While Penn State won both of the day’s relays, Yale won 4 out of 6 individual swimming events, including a 1-2-3 sweep in the 200 breaststroke and 400 IM, to head home with a 181-172 victory.
Freshmen were big factors for Yale on the final day of competition, and none was bigger than Singapore national Kei Hyogo, who won both the 500 free (4:28.75) and the 400 IM (3:55.92), both in commanding fashion, to score 18 out of Yale’s 89 points on the day.
Yale’s other two wins on the day both came from seniors. Alvin Firmansyah swam a 49.37 in the men’s 100 fly to beat Penn State’s Kyle Madley for the big points. Firmansyah earned most of that win with a very good first 50 yards split of 23.0.
In the 200 breaststroke, senior Andrew Heymann won in 2:00.87 for Yale, which is his season-best time. He was followed by two freshman teammates – Jonathan Rutter in 2:02.72, and Derek Kao in 2:03.01.
On the flip side, Penn State looked very good on the 2nd day of the meet in the areas where they’re best: the shorter races and the backstroke races.
Their two individual swimming wins came from Shane Ryan in the 100 free (44.30) and Nate Savoy in the 200 back (1:37.08), but in both cases, 2-3 finishes from Yale kept Penn State from opening up any serious scoring distance.

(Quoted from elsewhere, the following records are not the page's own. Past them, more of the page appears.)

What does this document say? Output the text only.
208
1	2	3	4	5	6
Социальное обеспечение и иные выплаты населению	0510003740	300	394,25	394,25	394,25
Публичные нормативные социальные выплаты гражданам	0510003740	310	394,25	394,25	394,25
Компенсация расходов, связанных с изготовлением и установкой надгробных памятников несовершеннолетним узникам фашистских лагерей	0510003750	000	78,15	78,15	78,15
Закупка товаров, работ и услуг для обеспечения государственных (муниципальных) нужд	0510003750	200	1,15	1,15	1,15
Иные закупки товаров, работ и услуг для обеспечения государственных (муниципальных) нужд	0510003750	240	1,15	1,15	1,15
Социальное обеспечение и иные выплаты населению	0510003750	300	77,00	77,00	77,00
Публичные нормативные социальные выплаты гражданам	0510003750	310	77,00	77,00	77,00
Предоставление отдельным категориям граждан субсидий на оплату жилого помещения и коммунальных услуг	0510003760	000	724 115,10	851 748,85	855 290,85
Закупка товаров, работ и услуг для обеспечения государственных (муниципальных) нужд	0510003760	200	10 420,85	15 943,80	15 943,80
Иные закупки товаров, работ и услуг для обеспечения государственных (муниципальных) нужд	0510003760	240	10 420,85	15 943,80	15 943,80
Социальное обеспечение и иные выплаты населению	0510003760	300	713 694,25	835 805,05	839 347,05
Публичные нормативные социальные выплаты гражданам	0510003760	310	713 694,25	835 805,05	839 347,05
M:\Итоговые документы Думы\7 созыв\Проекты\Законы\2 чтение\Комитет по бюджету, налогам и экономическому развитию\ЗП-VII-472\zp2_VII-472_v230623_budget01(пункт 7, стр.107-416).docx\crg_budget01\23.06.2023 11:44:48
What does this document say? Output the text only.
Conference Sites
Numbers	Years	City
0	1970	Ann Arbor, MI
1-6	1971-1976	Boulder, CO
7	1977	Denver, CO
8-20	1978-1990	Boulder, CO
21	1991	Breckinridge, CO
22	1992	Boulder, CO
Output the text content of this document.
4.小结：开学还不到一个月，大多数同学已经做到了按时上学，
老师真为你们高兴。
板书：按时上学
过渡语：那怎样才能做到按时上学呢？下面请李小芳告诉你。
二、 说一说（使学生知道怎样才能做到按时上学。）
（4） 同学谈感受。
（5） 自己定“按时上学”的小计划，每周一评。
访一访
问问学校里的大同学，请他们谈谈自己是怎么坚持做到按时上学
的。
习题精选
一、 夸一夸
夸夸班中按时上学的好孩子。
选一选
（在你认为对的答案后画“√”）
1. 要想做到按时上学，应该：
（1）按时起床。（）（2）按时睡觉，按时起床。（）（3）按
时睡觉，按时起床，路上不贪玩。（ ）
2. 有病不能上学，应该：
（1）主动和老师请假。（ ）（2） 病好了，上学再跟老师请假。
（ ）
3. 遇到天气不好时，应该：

Penn State also shined in the relays, and again it was their backstrokers that made the difference. Savoy ledd off the 200 medley in 22.29, and would combine with Andrew Schuehler, Kyle Madley, and Shane Ryan for a total time of 1:29.60. That was eight-tenths of a second ahead of the Bulldogs’ top relay, with Savoy being a full second ahead of the Bulldogs’ top backstroker.
The free relay was the best race of the night and was a back-and-forth affair. The two teams were in a dead-heat after the first swimmer, with Nate Savoy and Victor Zhang swimming matching 45.3’s for Penn State and Yale, respectively.
Penn State pulled ahead when freshman Robert Bantley split 44.63 on the 2nd leg, but Yale got the edge after the next leg when the one-time breaststroker Andrew Heymann split 44.84 on their 3rd leg.
It came down to the anchors, and when it comes down to anchors, Penn State has one of the best in all of the Northeastern United States: sophomore Shane Ryan. Ryan split 43.46 to make the margin look wider than it really was, even with Yale’s anchor Aaron Greenberg touching in 44.37 to end their relay.
The final difference was 2:58.98 for Penn State to 2:59.88 for Yale.